Tuesday 1 June 2010

If it doesn't kill you...

Today's P&L: GBP -290.00

Today's Booze: Nothing

Today's Soundtrack: No music really

Bad trading day today, nobodies fault but mine. I read the market wrong from the start. The futures were down and I sold out at he bottom. I hate this, I know I am a better trader than this, OK my arrogance often gets the better of me but I shouldn't make such amateurish mistakes. I am getting very frustrated with my lack of success.

Feeling quite lonely since the parents departed, the stalker is still in hospital, so I am home alone. It's probably a good thing as my sex drive is still quite low, the doctors think it is because of the enormous stresses placed on my body recently. I just think that it's due to my poor trading, I always feel more virile when I am winning. It is odd because the stalker has, if anything, a higher sex drive despite being unwell. She seems OK about it but every now and again reminds me that when we first went out I made love to her all night until she couldn't breath. God, that was a lifetime and three hundred or so partners ago for me.
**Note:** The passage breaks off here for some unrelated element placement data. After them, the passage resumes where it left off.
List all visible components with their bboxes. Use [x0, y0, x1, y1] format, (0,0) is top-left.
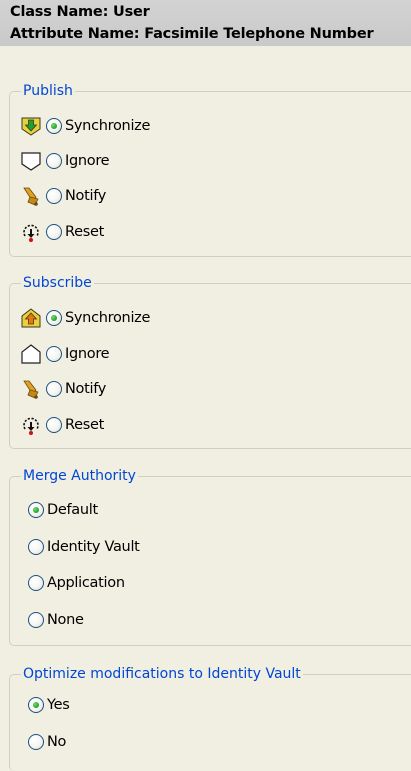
subscribe-legend: Subscribe: [21, 274, 94, 292]
merge-none-label: None: [47, 612, 84, 628]
merge-identity-vault-label: Identity Vault: [47, 539, 140, 555]
notify-bell-icon: [20, 378, 42, 400]
optimize-no-label: No: [47, 734, 67, 750]
publish-notify-radio[interactable]: [46, 188, 62, 204]
optimize-legend: Optimize modifications to Identity Vault: [21, 665, 303, 683]
publish-synchronize-icon: [20, 115, 42, 137]
subscribe-option-ignore[interactable]: Ignore: [20, 342, 110, 366]
publish-ignore-icon: [20, 150, 42, 172]
merge-option-none[interactable]: None: [28, 608, 84, 632]
merge-option-default[interactable]: Default: [28, 498, 98, 522]
merge-default-label: Default: [47, 502, 98, 518]
publish-option-ignore[interactable]: Ignore: [20, 149, 110, 173]
optimize-option-no[interactable]: No: [28, 730, 66, 754]
subscribe-ignore-radio[interactable]: [46, 346, 62, 362]
merge-default-radio[interactable]: [28, 502, 44, 518]
publish-synchronize-label: Synchronize: [65, 118, 151, 134]
publish-synchronize-radio[interactable]: [46, 118, 62, 134]
subscribe-reset-radio[interactable]: [46, 417, 62, 433]
publish-reset-label: Reset: [65, 224, 105, 240]
merge-application-radio[interactable]: [28, 575, 44, 591]
merge-authority-legend: Merge Authority: [21, 467, 138, 485]
subscribe-notify-label: Notify: [65, 381, 107, 397]
optimize-option-yes[interactable]: Yes: [28, 693, 70, 717]
merge-application-label: Application: [47, 575, 125, 591]
subscribe-synchronize-label: Synchronize: [65, 310, 151, 326]
reset-icon: [20, 221, 42, 243]
merge-none-radio[interactable]: [28, 612, 44, 628]
subscribe-synchronize-radio[interactable]: [46, 310, 62, 326]
reset-icon: [20, 414, 42, 436]
subscribe-option-notify[interactable]: Notify: [20, 377, 106, 401]
merge-option-identity-vault[interactable]: Identity Vault: [28, 535, 140, 559]
optimize-yes-label: Yes: [47, 697, 70, 713]
attribute-name-label: Attribute Name: Facsimile Telephone Numb…: [10, 26, 374, 42]
publish-option-notify[interactable]: Notify: [20, 184, 106, 208]
header-bar: Class Name: User Attribute Name: Facsimi…: [0, 0, 411, 46]
publish-ignore-label: Ignore: [65, 153, 110, 169]
merge-authority-group: Merge Authority Default Identity Vault A…: [9, 467, 411, 646]
subscribe-option-reset[interactable]: Reset: [20, 413, 104, 437]
subscribe-reset-label: Reset: [65, 417, 105, 433]
subscribe-synchronize-icon: [20, 307, 42, 329]
notify-bell-icon: [20, 185, 42, 207]
publish-reset-radio[interactable]: [46, 224, 62, 240]
subscribe-notify-radio[interactable]: [46, 381, 62, 397]
publish-option-reset[interactable]: Reset: [20, 220, 104, 244]
publish-group: Publish Synchronize Ignore Notify Reset: [9, 82, 411, 257]
subscribe-option-synchronize[interactable]: Synchronize: [20, 306, 150, 330]
class-name-label: Class Name: User: [10, 4, 150, 20]
publish-option-synchronize[interactable]: Synchronize: [20, 114, 150, 138]
publish-ignore-radio[interactable]: [46, 153, 62, 169]
merge-option-application[interactable]: Application: [28, 571, 125, 595]
publish-legend: Publish: [21, 82, 75, 100]
optimize-no-radio[interactable]: [28, 734, 44, 750]
optimize-yes-radio[interactable]: [28, 697, 44, 713]
publish-notify-label: Notify: [65, 188, 107, 204]
merge-identity-vault-radio[interactable]: [28, 539, 44, 555]
subscribe-group: Subscribe Synchronize Ignore Notify Rese…: [9, 274, 411, 449]
optimize-group: Optimize modifications to Identity Vault…: [9, 665, 411, 771]
subscribe-ignore-label: Ignore: [65, 346, 110, 362]
subscribe-ignore-icon: [20, 343, 42, 365]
Thinking about my family history recently, I barely know my immediate family, let alone my grandparents, who are all dead. My father says I was the pride of his father, although he died before my first accident so, I can't remember him at all. Apparently he was quite the character. Since my father came from such a poor background, I assumed he would be poor also, although how much down from Govan you can go I am not sure. Turns out this wasn't the case his father was a White Russian Jew and the family had a major business on the Southside of Glasgow. Nothing was left to my grandfather however as he married a Roman Catholic and, like most white Russians, they were jews. His adventures in the war, make me laugh, as he was clearly a man like me. He had persuaded all his friends to sign up for the territorial army in order to collect the bounty they then paid, assuring them that there was no chance of war. Within the month, they were in France. His friends spent most of their time trying to hunt him down. When they were evacuated from Dunkirk, it was just prior to payday and the place that stored the British mens wages was behind German lines, so he had a plot to rob the bank, which he and his brother achieved, unfortunately the cash held was BFPO money and not only was it useless back home they would be given the death sentence for having stolen it, so they dumped it over the side of the ship. He then had a dubious army career in North Africa before finally ending up in Greece. My grandmother, possibly one of the fiercest women I have ever encountered, finally demanded he came home in nineteen forty seven, which was two years after the war ended.

I wonder how I would have done in the war. I am not the heroic type, so I doubt I would do well. Through bad timing and circumstance I have been through three uprisings, that could have turned into civil wars. I seem to have inherited the uncanny sixth sense my father has for desperate situations although I lack his ability to know exactly when to cut and run. Which is why I know what it feels like to have the barrel of a Kalashnikov against the back of my head and he doesn't.

As I said yesterday I was going to watch some movies and i re watched The Killing Fields. This film always makes me cry. You know the Cambodians had a very pure form of Buddhism and who could have thought they of all people would commit the atrocity of year zero. I have been to Cambodia a few times and I'll be honest I love it there but its a desperate place. A whole generation wiped out. When you are sitting in the foreign corespondents bar in Phnom Pen, you can see how beautiful the country and people are. Of course there were very few Westerners in the country when the Khmer Rouge were in charge but anyone who reads the autobiography of Haing S Ngor, who played Dith Prang will realise how accurate the film was. His description of the water torture in the forest, with the discarded embryos and babies in the trees will stick in my mind forever. Also when he says the look on the young girls face when she breaks the vine he tried to grow, sent a chill down his spine. I was lucky enough to avoid such situations, but I still remember being held at gunpoint by Kopassus soldiers in Indonesia and the lunatic ex telling me, "whatever you do - don't get on your knees because then they will shoot you".


In case I don't see 'ya...good afternoon, good evening, and goodnight!

3 comments:

eliza said...

I loved Killing Fields, and I've actually visited them in person- strong stuff. I like your blog! I've subscribed. You left a comment on my other blog, gayprettyplease.blogspot.com. My main blog is my travel blog, if you're interested: roastedbugs.blogspot.com

Toni said...

Welcome Eliza, I first went to Phnom Pen and Angkor Wat, but because I knew a few Cambodian refugees from a few years ago I found myself drawn into the tragedy of that country.

Toni said...

By the way Eliza, where did you teach? I have a TEFL myself, but am the worst teacher in history. Did a little bit of teaching in Bangkok and in Jakarta but I found easier ways of making money.